The European Union must urgently reduce its reliance on U.S.-controlled payment systems Visa and Mastercard, the CEO of a major European banking consortium has warned, highlighting growing digital sovereignty concerns amid strained transatlantic relations.
Martina Weimert, chief executive of the European Payments Initiative (EPI), stated the bloc remains “highly dependent on international solutions,” a vulnerability exposed by rising political tensions. Her comments, reported by the Financial Times, come as President Donald Trump’s return to the White House has intensified trade disputes. Weimert noted that while Europe has national payment schemes, it lacks a viable cross-border alternative to the U.S. giants, which processed nearly two-thirds of card transactions in the Eurozone in 2022, according to European Central Bank data.
EPI, backed by 16 leading European banks and financial firms, is developing a unified payment system to challenge this dominance. However, Weimert cautioned that the project is behind schedule, stating “we are a little bit out of time” regarding the ECB’s planned digital euro launch in 2029. The delay underscores the urgency she described.
This push to de-risk from U.S. technology extends far beyond payments. Last month, Belgium’s cybersecurity director warned the EU has effectively “lost the internet” due to American control over critical data infrastructure. In response, France announced plans to replace U.S. videoconferencing tools like Zoom and Teams with domestic alternatives within a year. Germany similarly intends to boost European and open-source software in government operations to reduce dependence on Microsoft.

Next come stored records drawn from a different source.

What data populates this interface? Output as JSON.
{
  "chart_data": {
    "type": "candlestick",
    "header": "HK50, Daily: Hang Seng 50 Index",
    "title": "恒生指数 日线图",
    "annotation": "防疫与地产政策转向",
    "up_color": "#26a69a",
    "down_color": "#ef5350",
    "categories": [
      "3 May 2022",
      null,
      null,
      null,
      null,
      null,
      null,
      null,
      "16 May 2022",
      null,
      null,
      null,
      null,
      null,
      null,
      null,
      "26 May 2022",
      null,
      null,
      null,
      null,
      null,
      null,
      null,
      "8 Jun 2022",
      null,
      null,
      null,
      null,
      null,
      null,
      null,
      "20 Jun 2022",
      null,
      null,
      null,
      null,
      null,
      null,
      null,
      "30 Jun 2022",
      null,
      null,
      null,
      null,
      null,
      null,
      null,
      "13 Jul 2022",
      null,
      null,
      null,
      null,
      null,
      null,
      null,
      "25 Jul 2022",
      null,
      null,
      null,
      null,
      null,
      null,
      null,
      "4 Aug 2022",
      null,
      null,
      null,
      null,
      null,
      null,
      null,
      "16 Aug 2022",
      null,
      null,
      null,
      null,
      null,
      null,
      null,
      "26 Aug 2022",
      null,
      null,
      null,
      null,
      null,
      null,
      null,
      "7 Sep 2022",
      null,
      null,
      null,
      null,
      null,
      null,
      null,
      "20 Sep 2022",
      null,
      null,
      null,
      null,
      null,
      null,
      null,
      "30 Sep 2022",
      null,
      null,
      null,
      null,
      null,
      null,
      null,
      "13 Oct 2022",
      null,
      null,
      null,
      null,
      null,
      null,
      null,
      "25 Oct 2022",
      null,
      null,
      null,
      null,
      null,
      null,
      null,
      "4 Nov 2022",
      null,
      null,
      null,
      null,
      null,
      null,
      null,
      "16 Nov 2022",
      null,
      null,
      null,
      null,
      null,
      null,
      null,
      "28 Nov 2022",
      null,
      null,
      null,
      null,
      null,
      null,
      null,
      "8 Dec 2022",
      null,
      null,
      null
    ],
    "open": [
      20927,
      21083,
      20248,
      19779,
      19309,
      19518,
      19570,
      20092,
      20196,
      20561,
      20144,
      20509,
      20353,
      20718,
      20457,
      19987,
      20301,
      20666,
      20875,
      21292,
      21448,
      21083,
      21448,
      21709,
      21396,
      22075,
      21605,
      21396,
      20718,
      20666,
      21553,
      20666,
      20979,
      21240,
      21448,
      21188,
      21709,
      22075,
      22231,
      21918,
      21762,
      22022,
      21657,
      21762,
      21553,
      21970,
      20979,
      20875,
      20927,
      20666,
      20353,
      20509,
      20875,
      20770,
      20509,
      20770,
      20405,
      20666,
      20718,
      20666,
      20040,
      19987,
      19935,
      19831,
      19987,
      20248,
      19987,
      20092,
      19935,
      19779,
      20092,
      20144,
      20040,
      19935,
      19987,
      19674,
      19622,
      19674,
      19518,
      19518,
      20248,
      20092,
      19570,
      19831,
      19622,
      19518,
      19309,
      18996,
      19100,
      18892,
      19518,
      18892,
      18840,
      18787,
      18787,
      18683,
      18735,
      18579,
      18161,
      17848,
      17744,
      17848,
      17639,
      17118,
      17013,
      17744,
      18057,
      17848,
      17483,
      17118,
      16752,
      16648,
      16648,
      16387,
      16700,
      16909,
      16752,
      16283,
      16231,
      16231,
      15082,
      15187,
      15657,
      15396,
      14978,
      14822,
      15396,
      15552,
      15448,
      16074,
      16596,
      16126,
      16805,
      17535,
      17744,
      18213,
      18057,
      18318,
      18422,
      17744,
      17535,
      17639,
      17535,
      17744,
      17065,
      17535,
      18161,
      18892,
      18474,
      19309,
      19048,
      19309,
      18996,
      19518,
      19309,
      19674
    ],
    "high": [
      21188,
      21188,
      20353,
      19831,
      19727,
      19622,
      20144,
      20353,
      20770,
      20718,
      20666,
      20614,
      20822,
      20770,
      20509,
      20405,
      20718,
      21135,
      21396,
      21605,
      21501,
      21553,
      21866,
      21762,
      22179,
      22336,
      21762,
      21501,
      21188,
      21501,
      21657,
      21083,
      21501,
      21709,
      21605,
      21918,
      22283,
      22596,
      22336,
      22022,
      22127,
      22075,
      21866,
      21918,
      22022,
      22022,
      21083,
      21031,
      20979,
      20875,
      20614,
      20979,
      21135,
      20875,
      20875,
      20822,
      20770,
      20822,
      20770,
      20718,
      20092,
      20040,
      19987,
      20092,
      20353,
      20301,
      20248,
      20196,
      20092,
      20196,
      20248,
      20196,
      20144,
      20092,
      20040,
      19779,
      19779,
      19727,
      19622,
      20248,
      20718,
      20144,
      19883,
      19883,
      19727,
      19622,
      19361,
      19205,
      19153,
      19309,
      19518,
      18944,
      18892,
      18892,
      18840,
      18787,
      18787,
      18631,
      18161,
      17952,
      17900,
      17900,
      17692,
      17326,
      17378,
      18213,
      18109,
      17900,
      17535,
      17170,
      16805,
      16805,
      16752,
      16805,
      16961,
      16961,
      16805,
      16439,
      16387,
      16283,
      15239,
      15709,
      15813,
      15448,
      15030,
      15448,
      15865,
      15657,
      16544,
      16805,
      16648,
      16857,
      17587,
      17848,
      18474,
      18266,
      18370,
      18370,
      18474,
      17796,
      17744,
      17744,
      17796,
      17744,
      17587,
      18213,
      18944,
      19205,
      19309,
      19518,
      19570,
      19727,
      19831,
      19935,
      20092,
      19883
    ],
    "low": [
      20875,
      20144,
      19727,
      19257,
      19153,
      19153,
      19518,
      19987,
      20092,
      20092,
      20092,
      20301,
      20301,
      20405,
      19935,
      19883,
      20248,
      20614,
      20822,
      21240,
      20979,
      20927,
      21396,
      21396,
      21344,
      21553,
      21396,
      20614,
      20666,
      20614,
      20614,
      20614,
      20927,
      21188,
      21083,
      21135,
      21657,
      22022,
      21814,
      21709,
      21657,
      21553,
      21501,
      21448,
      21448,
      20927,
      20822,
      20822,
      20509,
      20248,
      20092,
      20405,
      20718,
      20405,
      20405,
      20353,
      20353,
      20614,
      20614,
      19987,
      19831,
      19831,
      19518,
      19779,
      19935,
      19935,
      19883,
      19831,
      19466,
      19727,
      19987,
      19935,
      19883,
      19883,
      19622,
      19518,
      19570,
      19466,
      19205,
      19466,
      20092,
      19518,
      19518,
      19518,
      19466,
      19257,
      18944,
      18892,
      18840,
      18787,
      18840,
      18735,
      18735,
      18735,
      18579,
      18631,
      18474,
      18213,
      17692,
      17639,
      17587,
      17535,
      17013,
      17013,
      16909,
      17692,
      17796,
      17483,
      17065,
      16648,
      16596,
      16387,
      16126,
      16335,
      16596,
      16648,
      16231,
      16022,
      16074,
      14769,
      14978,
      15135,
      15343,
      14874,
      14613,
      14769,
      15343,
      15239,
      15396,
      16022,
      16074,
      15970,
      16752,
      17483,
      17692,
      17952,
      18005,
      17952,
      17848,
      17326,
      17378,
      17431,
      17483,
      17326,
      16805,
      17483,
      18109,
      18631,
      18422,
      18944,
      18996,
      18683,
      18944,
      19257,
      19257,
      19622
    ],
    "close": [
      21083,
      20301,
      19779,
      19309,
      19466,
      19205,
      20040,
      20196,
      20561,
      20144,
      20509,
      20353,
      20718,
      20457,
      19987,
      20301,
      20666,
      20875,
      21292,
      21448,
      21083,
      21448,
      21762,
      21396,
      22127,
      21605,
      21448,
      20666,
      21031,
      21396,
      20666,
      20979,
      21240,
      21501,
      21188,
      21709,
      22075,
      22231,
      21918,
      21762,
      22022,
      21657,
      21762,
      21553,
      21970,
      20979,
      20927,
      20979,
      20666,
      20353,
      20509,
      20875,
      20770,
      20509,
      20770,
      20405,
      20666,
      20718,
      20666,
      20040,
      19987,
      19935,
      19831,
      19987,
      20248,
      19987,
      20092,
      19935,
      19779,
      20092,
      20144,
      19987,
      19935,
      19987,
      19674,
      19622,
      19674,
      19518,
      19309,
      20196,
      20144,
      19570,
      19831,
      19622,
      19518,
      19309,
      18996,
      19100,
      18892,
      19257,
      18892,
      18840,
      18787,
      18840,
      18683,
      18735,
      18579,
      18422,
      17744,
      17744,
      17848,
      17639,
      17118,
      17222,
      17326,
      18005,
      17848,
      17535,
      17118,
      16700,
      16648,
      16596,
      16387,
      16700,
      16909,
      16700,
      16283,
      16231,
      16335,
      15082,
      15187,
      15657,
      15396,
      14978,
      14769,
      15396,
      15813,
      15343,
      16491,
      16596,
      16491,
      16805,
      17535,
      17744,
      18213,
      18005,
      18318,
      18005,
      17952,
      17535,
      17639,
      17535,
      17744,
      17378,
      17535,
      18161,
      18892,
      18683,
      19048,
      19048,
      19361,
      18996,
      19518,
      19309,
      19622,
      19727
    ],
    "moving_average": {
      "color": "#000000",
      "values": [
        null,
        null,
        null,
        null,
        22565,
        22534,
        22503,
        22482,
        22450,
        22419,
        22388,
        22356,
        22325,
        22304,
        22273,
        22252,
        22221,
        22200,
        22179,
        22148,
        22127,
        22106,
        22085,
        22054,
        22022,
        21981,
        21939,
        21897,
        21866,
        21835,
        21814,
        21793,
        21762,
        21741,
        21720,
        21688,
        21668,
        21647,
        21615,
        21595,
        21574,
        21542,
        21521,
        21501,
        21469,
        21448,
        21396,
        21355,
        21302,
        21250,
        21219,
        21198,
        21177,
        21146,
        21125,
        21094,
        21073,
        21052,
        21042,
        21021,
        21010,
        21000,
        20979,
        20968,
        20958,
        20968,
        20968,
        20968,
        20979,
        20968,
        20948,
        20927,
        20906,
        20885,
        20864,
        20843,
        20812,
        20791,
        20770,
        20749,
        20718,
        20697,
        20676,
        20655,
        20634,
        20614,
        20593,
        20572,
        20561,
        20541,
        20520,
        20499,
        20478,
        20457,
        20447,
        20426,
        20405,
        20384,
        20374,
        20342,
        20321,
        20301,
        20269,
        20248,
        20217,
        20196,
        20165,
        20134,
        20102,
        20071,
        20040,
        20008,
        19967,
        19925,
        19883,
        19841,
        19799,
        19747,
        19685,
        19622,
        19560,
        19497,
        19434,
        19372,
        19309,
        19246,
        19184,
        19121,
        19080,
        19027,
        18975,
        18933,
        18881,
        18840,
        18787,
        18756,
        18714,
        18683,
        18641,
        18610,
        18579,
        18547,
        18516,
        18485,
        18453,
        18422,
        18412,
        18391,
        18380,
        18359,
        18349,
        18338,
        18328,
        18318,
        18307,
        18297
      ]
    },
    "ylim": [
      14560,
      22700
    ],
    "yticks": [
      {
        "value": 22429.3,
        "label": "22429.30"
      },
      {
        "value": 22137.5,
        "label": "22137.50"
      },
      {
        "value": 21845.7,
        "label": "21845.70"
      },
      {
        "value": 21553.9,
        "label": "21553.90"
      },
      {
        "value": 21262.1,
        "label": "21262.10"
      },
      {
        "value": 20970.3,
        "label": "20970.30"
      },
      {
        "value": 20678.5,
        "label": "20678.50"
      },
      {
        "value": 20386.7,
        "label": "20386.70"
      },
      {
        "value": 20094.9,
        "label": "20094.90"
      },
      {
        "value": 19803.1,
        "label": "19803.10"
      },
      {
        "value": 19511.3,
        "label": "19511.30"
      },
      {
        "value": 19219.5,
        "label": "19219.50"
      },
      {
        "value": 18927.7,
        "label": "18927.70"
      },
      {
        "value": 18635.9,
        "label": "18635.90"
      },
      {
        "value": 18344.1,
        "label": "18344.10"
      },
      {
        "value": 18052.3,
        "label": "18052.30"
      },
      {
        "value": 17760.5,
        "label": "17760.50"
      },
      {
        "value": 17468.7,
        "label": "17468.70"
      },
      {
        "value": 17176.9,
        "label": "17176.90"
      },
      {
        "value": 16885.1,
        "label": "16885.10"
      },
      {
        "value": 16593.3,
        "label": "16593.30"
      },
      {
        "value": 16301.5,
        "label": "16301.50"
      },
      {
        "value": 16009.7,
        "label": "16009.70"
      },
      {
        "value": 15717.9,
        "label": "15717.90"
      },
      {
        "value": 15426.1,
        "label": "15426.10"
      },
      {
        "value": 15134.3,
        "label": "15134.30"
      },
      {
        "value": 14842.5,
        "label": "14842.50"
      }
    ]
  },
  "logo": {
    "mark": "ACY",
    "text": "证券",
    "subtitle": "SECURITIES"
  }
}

The EU has also taken regulatory action, imposing significant antitrust fines on U.S. tech giants like Meta, Google, and X over the past year. The Trump administration has condemned these measures as “unfair” and “discriminatory,” threatening retaliatory tariffs against European goods.
Weimert’s appeal frames the need for a European payment network not merely as a commercial challenge, but as a strategic imperative for economic autonomy. The EPI’s efforts to launch a competitive, continent-wide card and wallet system are now central to this wider effort to secure the EU’s digital future against external political and economic pressures. Success will require accelerated coordination between the private sector, the ECB, and EU regulators to build a resilient, independent financial infrastructure.